Let’s get real….their teachers spend more time with them than I do. They get 8 awake hours; I get 4. After they leave my home…they will continue to be mothered by…well…I guess the world.
They will come across people like their mother. Someone who believes in all of those things above. They will come across people not like their mother. And, to be very honest. I’m thankful for that as well. While I would never want my children (or students) in harm’s way…I do know that meeting people who don’t hold the above values is valuable for my children. It shows them a continuum of behaviors. So, even if my children are exposed to another ‘mother’ that I don’t agree with…well, it provides a different viewpoint.
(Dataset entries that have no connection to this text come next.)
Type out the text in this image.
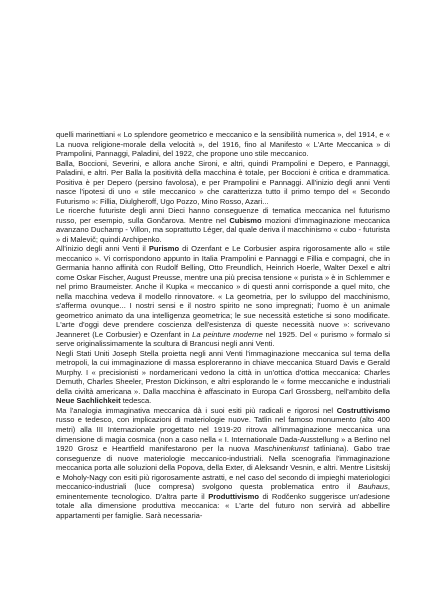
quelli marinettiani « Lo splendore geometrico e meccanico e la sensibilità numerica », del 1914, e « La nuova religione-morale della velocità », del 1916, fino al Manifesto « L'Arte Meccanica » di Prampolini, Pannaggi, Paladini, del 1922, che propone uno stile meccanico.

Balla, Boccioni, Severini, e allora anche Sironi, e altri, quindi Prampolini e Depero, e Pannaggi, Paladini, e altri. Per Balla la positività della macchina è totale, per Boccioni è critica e drammatica. Positiva è per Depero (persino favolosa), e per Prampolini e Pannaggi. All'inizio degli anni Venti nasce l'ipotesi di uno « stile meccanico » che caratterizza tutto il primo tempo del « Secondo Futurismo »: Fillia, Diulgheroff, Ugo Pozzo, Mino Rosso, Azari...

Le ricerche futuriste degli anni Dieci hanno conseguenze di tematica meccanica nel futurismo russo, per esempio, sulla Gončarova. Mentre nel Cubismo mozioni d'immaginazione meccanica avanzano Duchamp - Villon, ma soprattutto Léger, dal quale deriva il macchinismo « cubo - futurista » di Malevič; quindi Archipenko.

All'inizio degli anni Venti il Purismo di Ozenfant e Le Corbusier aspira rigorosamente allo « stile meccanico ». Vi corrispondono appunto in Italia Prampolini e Pannaggi e Fillia e compagni, che in Germania hanno affinità con Rudolf Belling, Otto Freundlich, Heinrich Hoerle, Walter Dexel e altri come Oskar Fischer, August Preusse, mentre una più precisa tensione « purista » è in Schlemmer e nel primo Braumeister. Anche il Kupka « meccanico » di questi anni corrisponde a quel mito, che nella macchina vedeva il modello rinnovatore. « La geometria, per lo sviluppo del macchinismo, s'afferma ovunque... I nostri sensi e il nostro spirito ne sono impregnati; l'uomo è un animale geometrico animato da una intelligenza geometrica; le sue necessità estetiche si sono modificate. L'arte d'oggi deve prendere coscienza dell'esistenza di queste necessità nuove »: scrivevano Jeanneret (Le Corbusier) e Ozenfant in La peinture moderne nel 1925. Del « purismo » formalo si serve originalissimamente la scultura di Brancusi negli anni Venti.

Negli Stati Uniti Joseph Stella proietta negli anni Venti l'immaginazione meccanica sul tema della metropoli, la cui immaginazione di massa esploreranno in chiave meccanica Stuard Davis e Gerald Murphy. I « precisionisti » nordamericani vedono la città in un'ottica d'ottica meccanica: Charles Demuth, Charles Sheeler, Preston Dickinson, e altri esplorando le « forme meccaniche e industriali della civiltà americana ». Dalla macchina è affascinato in Europa Carl Grossberg, nell'ambito della Neue Sachlichkeit tedesca.

Ma l'analogia immaginativa meccanica dà i suoi esiti più radicali e rigorosi nel Costruttivismo russo e tedesco, con implicazioni di materiologie nuove. Tatlin nel famoso monumento (alto 400 metri) alla III Internazionale progettato nel 1919-20 ritrova all'immaginazione meccanica una dimensione di magia cosmica (non a caso nella « I. Internationale Dada-Ausstellung » a Berlino nel 1920 Grosz e Heartfield manifestarono per la nuova Maschinenkunst tatliniana). Gabo trae conseguenze di nuove materiologie meccanico-industriali. Nella scenografia l'immaginazione meccanica porta alle soluzioni della Popova, della Exter, di Aleksandr Vesnin, e altri. Mentre Lisitskij e Moholy-Nagy con esiti più rigorosamente astratti, e nel caso del secondo di impieghi materiologici meccanico-industriali (luce compresa) svolgono questa problematica entro il Bauhaus, eminentemente tecnologico. D'altra parte il Produttivismo di Rodčenko suggerisce un'adesione totale alla dimensione produttiva meccanica: « L'arte del futuro non servirà ad abbellire appartamenti per famiglie. Sarà necessaria-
My children belong to the world. It’s why I cry every year on the first day of school. Yes, I still do. I remember when my oldest went to Kindergarten. I had to pull over at a nearby gas station because I coudn’t see the road…yes, I was crying that hard. AND….when I pulled over – there were six other moms in the same boat. We thought about just giving up and finding a bar…but then remembered we were grown ups…ugh. When my youngest went I cried for two days.
Why? Because I recognize that they are a year closer. A year closer ‘officially’ belonging to the world. In the same way, because I feel this way about motherhood…I also have solace in the idea of the ‘leaving.’ Because I hope that in their first year of college they have a Professor kind of like me.
One that recognizes that teaching and motherhood go hand in hand. I look at my classroom full of 18 year olds and I see amazing potential. I see beatiful faces, and eyes that are filled with possibility. I see their mothers and fathers, looking out the window as they drive away and officially give their children to the world. I hope that my children have a teacher who recognizes what a true gift it is…the gift of someone else’s children to mother, to care for, to teach.
The definition of mother is complex…but here are the phrases most often found…
A Woman in Authority
Tenderness & Affection
To Give Rise To
To Care For or Protect
Lastly, To Give Birth To
I get to have my children near me for 18 or so years….the world gets them for another 60-70. My time with them is minimal; but they will forever be in my heart.
I get to have these students for 2, sometimes 3 semesters. The world gets them for another 60-70. My time with them is minimal; but not much makes me more content with my job than to catch up wtih them and find that so many of them are doing wonderful things. They are shining their beacon…and hopefully a little bit of what I taught them makes that beacon just a bit brighter.